At present, a heterogeneous catalyst with high activity, high selectivity, good cycle stability and mild reaction conditions is not available.
Disclosure of Invention
Aiming at the technical problems, the invention provides a catalyst for selectively reducing nitroaromatic compounds and application thereof. According to the invention, the nitrogen-doped mesoporous carbon-supported ruthenium metal material is used as a heterogeneous catalyst, so that the selective reduction of the nitroaromatic compound containing unsaturated groups can be realized under mild conditions, the aromatic amine is obtained, and the reaction has the characteristics of high conversion rate, high selectivity and good cycle stability, and is expected to become a feasible way of industrial catalysis.
The technical scheme provided by the invention is as follows:
in a first aspect, the invention provides a method for preparing a nitrogen-doped mesoporous carbon supported ruthenium metal catalyst, comprising the following steps:
(1) Mixing and dispersing ruthenium chloride aqueous solution, tryptophan and mesoporous silica template SBA-15-OH with silicon hydroxyl on the surface of a pore canal in an ethanol-water mixed solvent, and uniformly stirring;
(2) The preparation method comprises the steps of solvent evaporation, heating and roasting, removing the template agent SBA-15-OH, washing, drying and grinding.
Further, in the step (1), the dosage ratio of ruthenium chloride, tryptophan and SBA-15-OH is 0.05-0.2mmol, 0.8-3.2g and 1-2g.

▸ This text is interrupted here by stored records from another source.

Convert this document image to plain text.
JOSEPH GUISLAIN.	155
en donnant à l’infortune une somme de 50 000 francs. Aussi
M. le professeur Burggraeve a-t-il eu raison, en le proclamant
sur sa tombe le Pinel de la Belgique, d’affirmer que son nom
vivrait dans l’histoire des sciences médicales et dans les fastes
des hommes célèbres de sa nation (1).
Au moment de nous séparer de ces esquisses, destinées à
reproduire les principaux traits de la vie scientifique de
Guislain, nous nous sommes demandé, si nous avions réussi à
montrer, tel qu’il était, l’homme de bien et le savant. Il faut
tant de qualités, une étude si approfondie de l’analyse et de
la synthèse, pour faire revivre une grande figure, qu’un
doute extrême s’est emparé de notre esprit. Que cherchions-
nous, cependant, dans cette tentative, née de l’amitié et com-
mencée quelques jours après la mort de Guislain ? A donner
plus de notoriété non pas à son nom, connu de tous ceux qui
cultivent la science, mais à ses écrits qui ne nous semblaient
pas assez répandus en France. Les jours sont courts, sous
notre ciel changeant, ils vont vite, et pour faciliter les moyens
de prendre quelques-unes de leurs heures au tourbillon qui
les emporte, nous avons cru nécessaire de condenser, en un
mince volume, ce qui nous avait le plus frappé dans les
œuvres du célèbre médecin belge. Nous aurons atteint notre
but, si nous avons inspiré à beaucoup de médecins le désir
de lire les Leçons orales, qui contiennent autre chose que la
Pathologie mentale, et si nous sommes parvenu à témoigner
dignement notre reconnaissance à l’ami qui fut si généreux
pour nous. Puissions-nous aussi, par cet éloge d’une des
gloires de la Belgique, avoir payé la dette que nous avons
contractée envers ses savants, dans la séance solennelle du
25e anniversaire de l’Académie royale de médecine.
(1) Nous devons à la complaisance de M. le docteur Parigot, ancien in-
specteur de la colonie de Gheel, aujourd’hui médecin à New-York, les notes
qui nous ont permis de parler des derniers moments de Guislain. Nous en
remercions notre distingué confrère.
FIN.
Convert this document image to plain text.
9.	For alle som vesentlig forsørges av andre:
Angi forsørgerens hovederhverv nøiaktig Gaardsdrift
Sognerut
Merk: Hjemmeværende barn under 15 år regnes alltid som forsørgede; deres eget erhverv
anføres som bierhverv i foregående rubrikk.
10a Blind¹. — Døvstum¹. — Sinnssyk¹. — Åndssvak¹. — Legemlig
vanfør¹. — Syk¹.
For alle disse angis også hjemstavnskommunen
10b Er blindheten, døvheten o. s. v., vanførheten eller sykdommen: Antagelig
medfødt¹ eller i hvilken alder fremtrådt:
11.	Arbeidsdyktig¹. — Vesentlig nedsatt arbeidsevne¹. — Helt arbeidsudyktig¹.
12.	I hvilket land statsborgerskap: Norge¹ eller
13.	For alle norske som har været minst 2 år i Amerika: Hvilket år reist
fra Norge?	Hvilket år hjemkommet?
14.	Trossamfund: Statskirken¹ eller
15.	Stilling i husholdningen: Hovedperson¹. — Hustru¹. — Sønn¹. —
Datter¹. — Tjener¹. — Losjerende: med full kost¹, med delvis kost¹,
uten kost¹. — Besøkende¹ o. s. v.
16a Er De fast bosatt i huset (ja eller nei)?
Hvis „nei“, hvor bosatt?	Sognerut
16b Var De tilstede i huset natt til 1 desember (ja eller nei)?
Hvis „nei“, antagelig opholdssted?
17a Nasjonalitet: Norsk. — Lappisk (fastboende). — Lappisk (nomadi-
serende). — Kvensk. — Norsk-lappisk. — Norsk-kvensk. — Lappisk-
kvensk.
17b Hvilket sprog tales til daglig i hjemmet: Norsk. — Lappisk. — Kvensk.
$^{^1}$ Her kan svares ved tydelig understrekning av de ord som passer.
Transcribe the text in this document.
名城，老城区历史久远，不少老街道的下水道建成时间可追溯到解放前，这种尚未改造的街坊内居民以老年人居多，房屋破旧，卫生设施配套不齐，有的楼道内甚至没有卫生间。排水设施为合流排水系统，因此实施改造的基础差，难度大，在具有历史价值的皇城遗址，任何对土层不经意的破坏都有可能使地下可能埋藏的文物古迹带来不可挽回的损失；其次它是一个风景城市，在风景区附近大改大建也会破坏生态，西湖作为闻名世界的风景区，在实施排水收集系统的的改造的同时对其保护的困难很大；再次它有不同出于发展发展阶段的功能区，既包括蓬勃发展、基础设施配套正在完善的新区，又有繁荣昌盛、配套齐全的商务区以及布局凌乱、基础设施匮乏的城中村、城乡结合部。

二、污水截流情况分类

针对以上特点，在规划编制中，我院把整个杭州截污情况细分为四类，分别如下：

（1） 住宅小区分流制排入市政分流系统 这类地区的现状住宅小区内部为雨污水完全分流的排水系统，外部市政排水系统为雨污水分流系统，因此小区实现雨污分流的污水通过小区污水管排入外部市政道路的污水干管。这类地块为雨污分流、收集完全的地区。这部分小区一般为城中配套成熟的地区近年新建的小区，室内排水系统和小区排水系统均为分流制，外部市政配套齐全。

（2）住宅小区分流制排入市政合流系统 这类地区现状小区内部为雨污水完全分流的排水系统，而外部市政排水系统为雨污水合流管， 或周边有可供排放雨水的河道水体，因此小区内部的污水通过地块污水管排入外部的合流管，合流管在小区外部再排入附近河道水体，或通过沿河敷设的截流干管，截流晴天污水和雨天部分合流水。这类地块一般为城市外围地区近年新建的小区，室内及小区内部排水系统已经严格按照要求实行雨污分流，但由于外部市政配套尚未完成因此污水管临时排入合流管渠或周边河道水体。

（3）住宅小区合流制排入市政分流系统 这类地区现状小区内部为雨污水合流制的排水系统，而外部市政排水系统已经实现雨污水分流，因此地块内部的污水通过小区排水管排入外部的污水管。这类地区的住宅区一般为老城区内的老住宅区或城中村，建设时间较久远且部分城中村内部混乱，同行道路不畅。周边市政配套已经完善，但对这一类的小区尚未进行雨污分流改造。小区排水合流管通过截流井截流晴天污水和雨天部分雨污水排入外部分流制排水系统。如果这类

Further, in the step (2), the temperature-raising roasting is performed in an argon atmosphere, and the roasting temperature is 500-900 ℃.
In a second aspect, the invention provides a nitrogen-doped mesoporous carbon supported ruthenium metal catalyst prepared by the method in the first aspect.
Further, in the catalyst, the size of ruthenium metal particles is below 5nm, and the mass fraction is 0.1-20wt%. Preferably, the mass fraction is 1-5wt%.
In a third aspect, the present invention provides the use of the catalyst of the second aspect for the selective reduction of nitroaromatic compounds, comprising the steps of:
(1) Uniformly stirring and mixing the nitrogen-doped mesoporous carbon supported ruthenium metal catalyst, nitroaromatic compounds and a solvent;
(2) Placing the mixture into a high-pressure reaction kettle, filling hydrogen, and magnetically stirring the mixture at room temperature or under heating to perform a reaction;
(3) And (3) recovering the reaction product to obtain the arylamine compound.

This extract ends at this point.